Toxicity Detection Operations
Toxicity | Detection
The Toxicity | Detection
operation is useful to classify and score any harmful content by the user or the LLM.
Input Configuration
Module Configuration
This refers to the MuleSoft AI Chain LLM Configuration set up in the Getting Started section.
General Operation Fields
- input: The input to be checked on harmful content.
XML Configuration
Below is the XML configuration for this operation:
<ms-aichain:toxicity-detection
doc:name="Toxicity detection"
doc:id="c7e47148-ef40-4ec4-9b54-65f5c0a03b15"
config-ref="MISTRAL_AI"
input="#[payload.prompt]"
/>
Output Configuration
Response Payload
This operation responds with a json
payload containing the toxicity detection and rating.
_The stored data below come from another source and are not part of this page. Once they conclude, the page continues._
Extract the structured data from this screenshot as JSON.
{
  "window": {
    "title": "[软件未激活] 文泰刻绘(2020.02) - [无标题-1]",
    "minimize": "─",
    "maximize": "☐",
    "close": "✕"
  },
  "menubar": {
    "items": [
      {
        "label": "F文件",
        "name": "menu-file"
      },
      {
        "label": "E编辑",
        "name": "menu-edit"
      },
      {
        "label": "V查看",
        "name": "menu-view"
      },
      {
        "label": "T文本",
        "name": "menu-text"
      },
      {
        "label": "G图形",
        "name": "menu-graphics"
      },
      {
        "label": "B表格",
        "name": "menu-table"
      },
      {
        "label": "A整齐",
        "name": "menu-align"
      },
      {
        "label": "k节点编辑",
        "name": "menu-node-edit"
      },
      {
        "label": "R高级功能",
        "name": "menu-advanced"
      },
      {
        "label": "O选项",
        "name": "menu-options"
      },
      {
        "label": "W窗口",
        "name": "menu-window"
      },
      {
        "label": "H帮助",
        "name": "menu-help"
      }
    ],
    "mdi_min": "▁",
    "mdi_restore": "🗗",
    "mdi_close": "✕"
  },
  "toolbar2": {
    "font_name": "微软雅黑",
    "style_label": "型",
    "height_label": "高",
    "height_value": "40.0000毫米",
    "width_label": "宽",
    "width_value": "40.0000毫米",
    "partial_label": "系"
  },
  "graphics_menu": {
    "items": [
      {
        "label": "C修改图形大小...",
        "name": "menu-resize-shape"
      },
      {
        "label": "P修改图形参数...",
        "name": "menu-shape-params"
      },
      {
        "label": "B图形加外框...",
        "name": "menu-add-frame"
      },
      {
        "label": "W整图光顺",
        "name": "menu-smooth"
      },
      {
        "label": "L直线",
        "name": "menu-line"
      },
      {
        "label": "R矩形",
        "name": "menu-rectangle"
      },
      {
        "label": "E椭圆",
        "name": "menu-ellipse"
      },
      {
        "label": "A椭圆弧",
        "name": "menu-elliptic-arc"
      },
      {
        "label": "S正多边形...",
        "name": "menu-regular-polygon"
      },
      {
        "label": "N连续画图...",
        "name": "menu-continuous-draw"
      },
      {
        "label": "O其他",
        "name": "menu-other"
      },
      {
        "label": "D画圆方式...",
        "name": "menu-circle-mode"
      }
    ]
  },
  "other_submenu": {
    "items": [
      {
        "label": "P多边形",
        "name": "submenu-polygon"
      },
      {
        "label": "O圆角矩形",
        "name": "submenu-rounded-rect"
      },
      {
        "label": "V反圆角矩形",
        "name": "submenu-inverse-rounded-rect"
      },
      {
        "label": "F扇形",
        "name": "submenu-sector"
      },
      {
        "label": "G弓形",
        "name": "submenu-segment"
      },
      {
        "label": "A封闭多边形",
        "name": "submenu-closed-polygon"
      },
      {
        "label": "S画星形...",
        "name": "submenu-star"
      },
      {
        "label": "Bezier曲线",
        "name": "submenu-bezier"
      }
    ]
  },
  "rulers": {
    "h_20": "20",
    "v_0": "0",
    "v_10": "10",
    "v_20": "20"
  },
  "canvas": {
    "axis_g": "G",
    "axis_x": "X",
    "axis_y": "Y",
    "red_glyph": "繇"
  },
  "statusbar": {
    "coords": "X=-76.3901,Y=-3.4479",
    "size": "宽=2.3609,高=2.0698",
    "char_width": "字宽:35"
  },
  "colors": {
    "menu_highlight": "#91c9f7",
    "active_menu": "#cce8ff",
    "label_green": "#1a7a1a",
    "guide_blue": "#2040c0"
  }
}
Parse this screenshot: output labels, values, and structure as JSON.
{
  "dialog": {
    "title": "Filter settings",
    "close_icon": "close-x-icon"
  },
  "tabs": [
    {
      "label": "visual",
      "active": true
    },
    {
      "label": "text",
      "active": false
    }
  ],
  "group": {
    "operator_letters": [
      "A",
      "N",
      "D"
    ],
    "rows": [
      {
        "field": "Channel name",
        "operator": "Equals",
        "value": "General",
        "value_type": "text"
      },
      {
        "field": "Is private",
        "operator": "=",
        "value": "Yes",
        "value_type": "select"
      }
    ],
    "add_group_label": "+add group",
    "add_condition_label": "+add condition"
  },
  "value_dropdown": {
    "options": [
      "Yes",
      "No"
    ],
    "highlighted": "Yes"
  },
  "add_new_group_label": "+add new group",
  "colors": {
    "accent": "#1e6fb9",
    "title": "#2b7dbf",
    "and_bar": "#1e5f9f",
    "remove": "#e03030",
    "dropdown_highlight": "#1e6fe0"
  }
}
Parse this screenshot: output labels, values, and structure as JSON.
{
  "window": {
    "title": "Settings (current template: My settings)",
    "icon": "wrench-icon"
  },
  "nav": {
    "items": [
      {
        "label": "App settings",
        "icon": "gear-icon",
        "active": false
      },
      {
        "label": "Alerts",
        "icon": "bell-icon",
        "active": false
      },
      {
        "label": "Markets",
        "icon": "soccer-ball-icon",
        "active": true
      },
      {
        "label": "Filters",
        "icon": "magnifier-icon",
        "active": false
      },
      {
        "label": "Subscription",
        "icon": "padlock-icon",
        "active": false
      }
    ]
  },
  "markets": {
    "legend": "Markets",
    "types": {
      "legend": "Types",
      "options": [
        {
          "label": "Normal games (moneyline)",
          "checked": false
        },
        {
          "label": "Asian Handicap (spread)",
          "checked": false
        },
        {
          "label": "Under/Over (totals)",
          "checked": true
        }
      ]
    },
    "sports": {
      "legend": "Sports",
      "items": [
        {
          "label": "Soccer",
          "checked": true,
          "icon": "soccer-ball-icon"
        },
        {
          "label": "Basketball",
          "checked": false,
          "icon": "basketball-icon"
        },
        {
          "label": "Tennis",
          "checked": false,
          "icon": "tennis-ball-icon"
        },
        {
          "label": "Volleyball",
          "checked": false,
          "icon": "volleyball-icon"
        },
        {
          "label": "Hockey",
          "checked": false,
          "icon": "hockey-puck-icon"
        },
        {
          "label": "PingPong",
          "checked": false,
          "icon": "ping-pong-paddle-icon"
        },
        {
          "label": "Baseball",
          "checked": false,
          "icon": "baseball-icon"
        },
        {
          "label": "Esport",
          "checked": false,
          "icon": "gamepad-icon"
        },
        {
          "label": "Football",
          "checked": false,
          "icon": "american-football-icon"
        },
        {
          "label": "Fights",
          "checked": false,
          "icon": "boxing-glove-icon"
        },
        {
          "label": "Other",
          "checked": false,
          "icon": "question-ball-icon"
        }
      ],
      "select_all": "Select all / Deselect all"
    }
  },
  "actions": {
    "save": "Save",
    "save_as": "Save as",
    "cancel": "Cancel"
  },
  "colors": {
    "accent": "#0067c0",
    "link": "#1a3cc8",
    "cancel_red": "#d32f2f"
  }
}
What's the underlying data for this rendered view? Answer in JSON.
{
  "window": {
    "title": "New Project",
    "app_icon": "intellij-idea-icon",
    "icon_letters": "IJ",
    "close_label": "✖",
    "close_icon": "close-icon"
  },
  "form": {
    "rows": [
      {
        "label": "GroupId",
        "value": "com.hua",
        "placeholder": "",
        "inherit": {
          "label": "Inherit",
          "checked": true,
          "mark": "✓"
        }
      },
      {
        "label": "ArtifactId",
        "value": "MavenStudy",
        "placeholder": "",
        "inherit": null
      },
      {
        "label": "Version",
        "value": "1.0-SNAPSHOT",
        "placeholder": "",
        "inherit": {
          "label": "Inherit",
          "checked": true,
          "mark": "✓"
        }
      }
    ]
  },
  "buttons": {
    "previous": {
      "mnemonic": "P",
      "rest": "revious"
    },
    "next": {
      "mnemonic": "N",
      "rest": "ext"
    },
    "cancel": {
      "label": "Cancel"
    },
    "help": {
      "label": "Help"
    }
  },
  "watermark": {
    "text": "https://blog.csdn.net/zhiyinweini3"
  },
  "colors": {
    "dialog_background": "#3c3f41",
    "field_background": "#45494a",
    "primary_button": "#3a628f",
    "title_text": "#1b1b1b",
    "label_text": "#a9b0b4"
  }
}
Example Response Payload (Mistral)
This is an example from the Mistral Moderation Model.
{
"response": {
"model": "mistral-moderation-latest",
"id": "d664b37f6cff48b7a762aba1a2dfb12d",
"results": [
{
"category_scores": {
"pii": 0.00017952919006347656,
"violence_and_threats": 0.0006070137023925781,
"law": 0.00000476837158203125,
"dangerous_and_criminal_content": 0.0002613067626953125,
"selfharm": 0.00006604194641113281,
"financial": 0.0000311732292175293,
"hate_and_discrimination": 0.7958984375,
"health": 0.00003319978713989258,
"sexual": 0.00015842914581298828
},
"categories": {
"pii": false,
"violence_and_threats": false,
"law": false,
"dangerous_and_criminal_content": false,
"selfharm": false,
"financial": false,
"hate_and_discrimination": true,
"health": false,
"sexual": false
}
}
]
}
}
Example Response Payload (OpenAI)
This is an example from the OpenAI Moderation Model.
{
"response": {
"model": "omni-moderation-latest",
"id": "modr-7aaa8518ac1c3886d2dcb6c43e833f12",
"results": [
{
"category_scores": {
"illicit/violent": 0.0000022474089854291757,
"self-harm/instructions": 0.0000027535691114583474,
"harassment": 0.5699403734868076,
"violence/graphic": 0.000006302758756443267,
"illicit": 0.000016865275398914433,
"self-harm/intent": 0.000002840974294610978,
"hate/threatening": 0.0000010783312222985275,
"sexual/minors": 0.000002355261854303796,
"harassment/threatening": 0.0008374506033373245,
"hate": 0.007200823403173291,
"self-harm": 0.000007662101864956481,
"sexual": 0.00012448433020883747,
"violence": 0.0005300709180442588
},
"flagged": true,
"category_applied_input_types": {
"illicit/violent": [
"text"
],
"self-harm/instructions": [
"text"
],
"harassment": [
"text"
],
"violence/graphic": [
"text"
],
"illicit": [
"text"
],
"self-harm/intent": [
"text"
],
"hate/threatening": [
"text"
],
"sexual/minors": [
"text"
],
"harassment/threatening": [
"text"
],
"hate": [
"text"
],
"self-harm": [
"text"
],
"sexual": [
"text"
],
"violence": [
"text"
]
},
"categories": {
"illicit/violent": false,
"self-harm/instructions": false,
"harassment": true,
"violence/graphic": false,
"illicit": false,
"self-harm/intent": false,
"hate/threatening": false,
"sexual/minors": false,
"harassment/threatening": false,
"hate": false,
"self-harm": false,
"sexual": false,
"violence": false
}
}
]
}
}
Attributes
Along with the JSON payload, the operation also returns attributes, which include information about token and tool usage:
{
"attributes": {
"tokenUsage": null,
"additionalAttributes": {}
}
}
Example Use Cases
This operation can be particularly useful in various scenarios, such as:
- Detecting Toxic Inputs: Detect and block toxic input by the user to be send to the LLM.
- Detecting Harmful Responses: Filter out toxic LLM response that could be harmful to the user.